On the front page of Saturday’s Real Estate section, The New York Times has done a decent job of tying together the student loan crisis and debtors’ resulting lack of participation in the larger economy, although I think they could have picked some better examples.
Admirably, the article includes a quote from one student loan debtor stating that she didn’t really know what she was doing when she agreed to thousands of dollars’ worth of student loans when she was 18 or 19. I find that many articles on the student loan debt crisis manage to skip this point: That we expect recent high school graduates to make one of the biggest financial decisions of their lives, in a world where they are not presented with many alternatives and where they have not been adequately educated about the consequences of such a huge financial burden. Instead, our culture of personal responsibility tends to overlook that issue so that the focus turns to how the 18-year-old must not have been thinking straight when he or she agreed to such large student loans. (Really? And how good was your financial education in high school?). Many forget how quickly college costs have skyrocketed, and how much those costs have outpaced wages and inflation.

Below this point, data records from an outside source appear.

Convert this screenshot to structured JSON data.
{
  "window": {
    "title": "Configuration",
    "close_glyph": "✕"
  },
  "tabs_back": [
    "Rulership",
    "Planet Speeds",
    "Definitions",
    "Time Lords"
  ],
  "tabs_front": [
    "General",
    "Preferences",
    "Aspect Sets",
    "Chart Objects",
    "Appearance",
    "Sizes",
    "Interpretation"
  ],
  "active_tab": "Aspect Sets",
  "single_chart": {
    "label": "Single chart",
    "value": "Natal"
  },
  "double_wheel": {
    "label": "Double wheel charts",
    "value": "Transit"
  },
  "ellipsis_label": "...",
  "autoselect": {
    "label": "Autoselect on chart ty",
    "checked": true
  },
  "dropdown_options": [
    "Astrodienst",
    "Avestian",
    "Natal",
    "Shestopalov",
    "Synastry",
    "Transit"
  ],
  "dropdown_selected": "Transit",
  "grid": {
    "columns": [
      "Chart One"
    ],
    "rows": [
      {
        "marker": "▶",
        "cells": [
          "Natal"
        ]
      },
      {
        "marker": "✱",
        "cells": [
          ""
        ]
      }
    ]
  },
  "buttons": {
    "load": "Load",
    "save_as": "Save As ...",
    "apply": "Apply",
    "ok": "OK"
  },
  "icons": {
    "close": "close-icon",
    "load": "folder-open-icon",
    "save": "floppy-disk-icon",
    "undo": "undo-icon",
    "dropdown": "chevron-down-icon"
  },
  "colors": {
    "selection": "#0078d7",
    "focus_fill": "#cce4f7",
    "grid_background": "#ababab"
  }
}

Most student loan debt clients I see have far higher student loans than the 2 people featured in the article, who have student loan debt of $30,000 and $19,000. The second person featured seemed to have more of a problem with the high expenses of life in Manhattan than with his fairly low student loan bill – especially low considering that it included an undergrad degree in chemistry along with some graduate education, because he’d had a good scholarship. Many clients I see have student loan debt north of $100,000 and would appreciate having debt of less than half that amount. Considering that many colleges charge tuition of around $50,000 a year, such high student loan debt is not all that unusual anymore.
But I give the Times credit for shining a light onto the problem of student loan debtors being unable to purchase real estate as a direct result of their student loan debt.